User-Agent: Mozilla/5.0 (Windows; U; Win 9x 4.90; en-US; rv:1.4b) Gecko/20030507 Build Identifier: Mozilla/5.0 (Windows; U; Win 9x 4.90; en-US; rv:1.4b) Gecko/20030507 Composer changes the copyright character from © to © Reproducible: Always Steps to Reproduce: 1. Open a new composer page 2. Switch to HTML Source view and enter "© 2003" in the body 3. switch to Normal and back to HTML Source view, it changed to "© 2003" 4. save the file and validate it at http://validator.w3.org/file-upload.html 5. Observe the errors Actual Results: Composer changes © to © which generates 4 validation errors Expected Results: Composer should not induce errors. Tested only with <!DOCTYPE html PUBLIC "-//W3C//DTD HTML 4.01 Transitional//EN"> and charset=ISO-8859-1
This a regression; can someone pinpoint when this started? -->DOM to Text Conversion
It regressed somewhere between Build 2003040105 and Build 2003041208.
This wouldn't explain a recent regression, but it seems interesting that in htmlparser/src/nsHTMLEntityList.h COPY is one of a handful of entities that are specified in capitals; everything else in the file is in lower case. That seems like it's probably an error, and I wonder if fixing it might fix the bug too? The serializer uses NS_ENTITYCONVERTER_CONTRACTID to output entities, which lives in intl/unicharutil. But the actual entities don't live there (maybe they get them from the parser). Naoki, any ideas if anything changed recently in the entity converter?
Whoops, if I'm going to ask Naoki questions it would help if I cc'ed him. :-)
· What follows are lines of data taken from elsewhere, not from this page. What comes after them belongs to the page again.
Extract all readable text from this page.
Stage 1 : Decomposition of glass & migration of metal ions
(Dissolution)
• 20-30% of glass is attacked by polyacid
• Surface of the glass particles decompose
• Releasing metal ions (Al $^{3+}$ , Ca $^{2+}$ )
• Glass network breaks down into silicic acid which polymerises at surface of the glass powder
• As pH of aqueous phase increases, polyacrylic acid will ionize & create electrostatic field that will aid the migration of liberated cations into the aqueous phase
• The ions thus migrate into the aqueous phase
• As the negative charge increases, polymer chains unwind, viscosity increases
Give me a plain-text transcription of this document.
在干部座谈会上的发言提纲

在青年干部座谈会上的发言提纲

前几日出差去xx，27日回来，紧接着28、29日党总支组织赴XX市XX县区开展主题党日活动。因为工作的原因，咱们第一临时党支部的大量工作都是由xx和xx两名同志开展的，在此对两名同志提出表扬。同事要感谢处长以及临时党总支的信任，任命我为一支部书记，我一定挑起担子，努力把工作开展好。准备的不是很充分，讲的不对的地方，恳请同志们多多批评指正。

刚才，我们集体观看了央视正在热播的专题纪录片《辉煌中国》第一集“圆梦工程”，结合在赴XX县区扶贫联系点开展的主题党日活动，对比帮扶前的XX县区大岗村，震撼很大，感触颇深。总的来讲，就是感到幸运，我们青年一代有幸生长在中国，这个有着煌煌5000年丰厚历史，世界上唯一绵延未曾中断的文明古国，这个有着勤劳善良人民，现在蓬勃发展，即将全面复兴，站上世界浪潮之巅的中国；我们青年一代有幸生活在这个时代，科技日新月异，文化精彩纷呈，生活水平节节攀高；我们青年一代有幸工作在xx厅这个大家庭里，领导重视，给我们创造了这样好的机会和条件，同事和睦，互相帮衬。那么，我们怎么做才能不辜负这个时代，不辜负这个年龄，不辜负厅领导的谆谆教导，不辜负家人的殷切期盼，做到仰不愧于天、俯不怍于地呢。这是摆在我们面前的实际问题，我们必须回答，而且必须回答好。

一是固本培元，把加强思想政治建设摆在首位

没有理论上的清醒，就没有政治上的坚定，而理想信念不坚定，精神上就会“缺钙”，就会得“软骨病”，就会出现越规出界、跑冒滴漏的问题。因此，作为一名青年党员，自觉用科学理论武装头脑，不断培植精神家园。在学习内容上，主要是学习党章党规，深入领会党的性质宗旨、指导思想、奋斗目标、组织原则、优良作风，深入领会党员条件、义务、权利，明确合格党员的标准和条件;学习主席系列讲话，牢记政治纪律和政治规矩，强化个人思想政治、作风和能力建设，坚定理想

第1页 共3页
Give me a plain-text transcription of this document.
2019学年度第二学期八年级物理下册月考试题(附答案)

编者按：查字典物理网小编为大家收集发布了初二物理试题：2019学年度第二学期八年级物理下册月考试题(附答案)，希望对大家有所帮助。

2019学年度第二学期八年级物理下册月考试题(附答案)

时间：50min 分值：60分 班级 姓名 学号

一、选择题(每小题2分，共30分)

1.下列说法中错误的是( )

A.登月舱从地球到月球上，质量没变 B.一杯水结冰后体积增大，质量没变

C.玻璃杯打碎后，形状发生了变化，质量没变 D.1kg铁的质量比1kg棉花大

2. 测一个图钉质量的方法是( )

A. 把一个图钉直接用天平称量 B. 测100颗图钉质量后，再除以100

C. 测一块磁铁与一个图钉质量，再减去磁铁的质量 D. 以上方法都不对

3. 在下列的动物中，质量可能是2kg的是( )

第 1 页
cc alecf since he changed nsHTMLEntities.cpp in the timeframe
http://lxr.mozilla.org/seamonkey/source/htmlparser/src/nsHTMLEntityList.h#319 319 // Navigator entity extensions; apos is from XML 320 HTML_ENTITY(apos, 39) 321 HTML_ENTITY(AMP, 38) 322 HTML_ENTITY(COPY, 169) So, "apos" is there since it is not in HTML 4 but in XML. Other upper case entities may be there for compatibilites for old clients as the comment mentions.
Comment on attachment 123517 [details] [diff] [review] patch that fixes Composer's output seek reviews for 1.4final alecf--is there some way to avoid this and fix the implementation to find the entities based on insertion order (finding the first item, not the last item) Heikki--if we go with this fix for 1.4final, is there something that might break by changing the order?
So returning the last match is a new behavior (since it used to return the lowercase one) and the table need to match that? Is the table also used for decoding entites?
IMO, the change should not cause any problem. However, I would like to know when the logic changed ( first-match to last-match ) and why.
Created attachment 123526 [details] [diff] [review] patch that should change the table behavior I haven't tested this yet, but this should revert to preferring earlier entries in the list. This also fixes a few other bugs: * AddRefTable and ReleaseTable didn't work as (implicitly) documented. * The initial capacity given in PL_DHashTableInit was too small -- it failed to account for the alpha bounds, leading to a change of having to do a table resize (I'm not sure whether it happened, since it depends where the size is relative to powers of 2.)
Is there any chance that as part of this fix, someone could check in a comment explaining why we have duplicate entries (except for case), but only for a handful of tags? Are we sure that we don't need mixed-case versions? "Navigator entity extensions: apos is from XML" doesn't explain why that list of tags, but no others, need duplicate entries.
Comment on attachment 123517 [details] [diff] [review] patch that fixes Composer's output obsoleting this patch; but it'd be nice if some form of the comment in this patch were checked in.
Comment on attachment 123526 [details] [diff] [review] patch that should change the table behavior seeking reviews on dbaron's patch
Comment on attachment 123526 [details] [diff] [review] patch that should change the table behavior r=alecf
15 years ago
Comment on attachment 123526 [details] [diff] [review] patch that should change the table behavior seeking to fix this regression for 1.4final (html entities were being grabbed in the wrong order so we were outputting invalid html).
reassign to dbaron since this is his patch
Comment on attachment 123526 [details] [diff] [review] patch that should change the table behavior a=asa (on behalf of drivers) for checkin to 1.4
Comment on attachment 123526 [details] [diff] [review] patch that should change the table behavior - Nit: test if (++gTableRefCnt != 1) instead? - Don't add 1 to PL_DHashTableInit capacity parameters computed by dividing NS_HTML_ENTITY_COUNT by default max-alpha (.75). firstname.lastname@example.org if you fix the second and consider the first. /be
Fix checked in to trunk (with comment added to nsHTMLEntityList.h), 2003-05-20 13:53 -0700.